Destinée à régler les litiges de masse, l’action de groupe a vu le jour en France en 2014 sous la pression des associations de consommateurs, particulièrement de celle de la CLCV. Une victoire pour les consommateurs, même si son utilisation et sa mise en œuvre montrent qu’il faudra la faire évoluer pour la rendre plus « praticable » et remédier aux freins qui se sont révélés au cours des procédures.

Quels sont les objectifs de l’action de groupe ?

L’action de groupe permet à une association de consommateurs agréée d’engager une procédure pour l’ensemble des consommateurs victimes d’une même pratique d’un professionnel aux fins d’obtenir la réparation du préjudice qu’ils ont subi.

Comment fonctionne-t-elle ?

Saisi par l’association, le tribunal se prononce dans un premier temps sur la responsabilité du professionnel. S’il considère que les manquements constatés ont causé un préjudice, il détermine le groupe de consommateurs concernés (par exemple, les clients ayant souscrit tel contrat entre telle et telle date) et fixe les conditions dans lesquelles leur indemnisation doit intervenir.

Les consommateurs répondant aux critères fixés par le juge et qui ne sont donc pas parties au procès dans la première phase de la procédure, doivent alors se manifester suite aux mesures de publicités prises pour les en informer (annonce dans un journal…). La publicité de l’action de groupe n’a lieu que si la décision sur la responsabilité de l’entreprise est définitive, autrement dit si elle n’est plus susceptible de recours. S’engagent ensuite les démarches d’indemnisation.

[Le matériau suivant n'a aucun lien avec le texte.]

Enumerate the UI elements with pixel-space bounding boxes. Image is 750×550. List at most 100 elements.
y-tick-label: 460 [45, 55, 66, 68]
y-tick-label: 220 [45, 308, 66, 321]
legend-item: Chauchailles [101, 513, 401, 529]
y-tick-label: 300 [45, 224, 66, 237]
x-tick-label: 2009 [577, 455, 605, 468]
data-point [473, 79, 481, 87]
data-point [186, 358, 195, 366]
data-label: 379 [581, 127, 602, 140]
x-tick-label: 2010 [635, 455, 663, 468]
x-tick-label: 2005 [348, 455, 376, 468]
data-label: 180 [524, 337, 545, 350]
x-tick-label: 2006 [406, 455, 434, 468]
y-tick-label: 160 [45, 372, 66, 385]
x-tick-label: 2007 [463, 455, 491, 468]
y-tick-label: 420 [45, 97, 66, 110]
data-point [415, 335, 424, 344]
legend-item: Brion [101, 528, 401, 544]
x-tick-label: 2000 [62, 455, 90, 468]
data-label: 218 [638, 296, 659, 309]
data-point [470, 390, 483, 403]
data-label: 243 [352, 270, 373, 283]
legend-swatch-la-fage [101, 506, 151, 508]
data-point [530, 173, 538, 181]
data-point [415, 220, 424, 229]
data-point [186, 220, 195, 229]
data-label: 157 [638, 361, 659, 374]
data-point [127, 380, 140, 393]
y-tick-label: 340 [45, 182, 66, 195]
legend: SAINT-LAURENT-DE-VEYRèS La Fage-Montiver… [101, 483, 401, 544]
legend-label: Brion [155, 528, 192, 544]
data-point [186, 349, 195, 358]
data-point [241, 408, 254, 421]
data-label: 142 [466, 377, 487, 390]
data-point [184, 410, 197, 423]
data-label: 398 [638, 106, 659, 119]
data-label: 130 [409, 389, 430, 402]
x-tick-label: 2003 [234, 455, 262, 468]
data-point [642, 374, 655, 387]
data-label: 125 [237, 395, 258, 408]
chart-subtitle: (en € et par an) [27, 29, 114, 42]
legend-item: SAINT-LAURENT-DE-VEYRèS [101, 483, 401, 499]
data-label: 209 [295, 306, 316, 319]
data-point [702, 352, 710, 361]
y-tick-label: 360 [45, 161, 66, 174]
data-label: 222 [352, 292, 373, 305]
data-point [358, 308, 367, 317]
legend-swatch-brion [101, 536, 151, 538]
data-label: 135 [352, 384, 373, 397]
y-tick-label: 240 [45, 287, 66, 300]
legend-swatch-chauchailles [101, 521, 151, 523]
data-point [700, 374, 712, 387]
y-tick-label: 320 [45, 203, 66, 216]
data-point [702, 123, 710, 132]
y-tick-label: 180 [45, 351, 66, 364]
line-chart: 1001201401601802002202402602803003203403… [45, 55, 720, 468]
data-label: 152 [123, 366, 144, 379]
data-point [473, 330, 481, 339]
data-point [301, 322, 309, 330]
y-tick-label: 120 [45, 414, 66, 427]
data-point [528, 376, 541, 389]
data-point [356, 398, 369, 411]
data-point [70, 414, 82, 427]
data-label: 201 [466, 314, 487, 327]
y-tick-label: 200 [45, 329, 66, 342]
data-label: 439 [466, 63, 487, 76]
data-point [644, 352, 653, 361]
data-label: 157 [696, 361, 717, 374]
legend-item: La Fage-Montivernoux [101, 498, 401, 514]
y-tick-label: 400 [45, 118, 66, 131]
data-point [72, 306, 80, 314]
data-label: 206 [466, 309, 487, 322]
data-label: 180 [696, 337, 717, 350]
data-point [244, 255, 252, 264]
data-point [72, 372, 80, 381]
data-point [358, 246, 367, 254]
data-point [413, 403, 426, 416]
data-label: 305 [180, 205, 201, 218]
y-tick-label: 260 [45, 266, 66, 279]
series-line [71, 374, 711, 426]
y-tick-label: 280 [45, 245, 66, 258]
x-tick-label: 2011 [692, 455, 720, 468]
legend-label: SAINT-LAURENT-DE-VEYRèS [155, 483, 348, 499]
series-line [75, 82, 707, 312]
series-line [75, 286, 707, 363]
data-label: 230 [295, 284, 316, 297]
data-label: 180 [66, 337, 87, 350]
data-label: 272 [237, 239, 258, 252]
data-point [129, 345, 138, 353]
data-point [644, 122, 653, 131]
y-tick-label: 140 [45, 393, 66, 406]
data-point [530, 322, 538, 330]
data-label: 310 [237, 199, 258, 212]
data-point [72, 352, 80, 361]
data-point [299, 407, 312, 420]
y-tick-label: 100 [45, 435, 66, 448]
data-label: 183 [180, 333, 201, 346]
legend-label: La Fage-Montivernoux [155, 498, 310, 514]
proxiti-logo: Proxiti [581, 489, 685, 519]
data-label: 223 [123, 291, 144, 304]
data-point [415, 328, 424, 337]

Quelles sont ses limites ?

L’action de groupe permet uniquement d’obtenir la réparation des « préjudices patrimoniaux résultant de dommages matériels ». Seuls les préjudices économiques sont donc couverts, ce qui peut entraver l’introduction de certaines procédures. C’est pourquoi, la CLCV plaide pour une extension du champ de l’action aux préjudices d’une autre nature (moraux, corporels, etc.).

Lors des débats précédents la mise en place de l’action de groupe, la CLCV avait attiré l’attention sur la durée des procédures. Or, nos craintes se vérifient puisque la première action de groupe que nous avons engagée en octobre 2014, sur un produit financier, n’a toujours pas fait l’objet d’une décision sur le fond du dossier.

Comment s’étonner alors, plus de trois ans après l’introduction de la procédure, que les consommateurs s’impatientent et que peu d’actions de groupe aient été initiées : 10 actions seulement dont une ayant aboutie à une transaction…

La durée des procédures soulève une autre question, celle de la conservation des preuves, élément essentiel pour faire valoir ses droits. De nombreux consommateurs ne gardent pas tous les éléments dont ils pourraient avoir besoin lorsqu’ils devront se manifester (factures, contrats, tickets d’achat…). Même si le juge peut ordonner à tout moment de la procédure toute mesure d’instruction nécessaire à la conservation des preuves et à la production de pièces, cela sera, dans bien des cas, toujours insuffisant.

Ces problématiques nous conduisent à penser qu’il y aura de fait des consommateurs qui abandonneront pendant la procédure ou n’effectueront pas les démarches afin d’être inclus dans le groupe. Ce sera certainement le cas si le montant de l’indemnisation est faible et que les démarches entraînent beaucoup de temps et de frais (envoi de recommandés, photocopies…) pour le consommateur d’un montant supérieur à l’indemnisation.

Quel financement ?

Engager une action de groupe est un réel investissement de la part des associations, tant sur le plan humain avec la préparation des dossiers et leur suivi, que sur le plan financier. Si les textes prévoient que le juge peut leur accorder une provision pour couvrir les frais à engager dans la phase d’indemnisation, celle-ci sera certainement insuffisante et la question du financement des actions de groupe se pose.

La CLCV est prête à faire cet investissement. Elle est tout à fait légitime au regard de sa représentativité et de son expérience à porter ces actions mais notre engagement doit être pris en compte et financé. Une réflexion sur ce sujet est donc à mener.

*Par exemple une entente entre professionnels d’une même branche qui porte préjudice aux consommateurs.

Extension de l’action de groupe

L’action de groupe a été étendue en 2016 au domaine de la santé. La loi de modernisation de la justice de novembre 2016 a créé un cadre commun aux actions de groupe en matière judiciaire et administrative ainsi qu’une action de groupe en matière d’environnement, de discriminations et de protection des données personnelles. Ces procédures sont soumises à des modalités de mise en œuvre propres à chacune.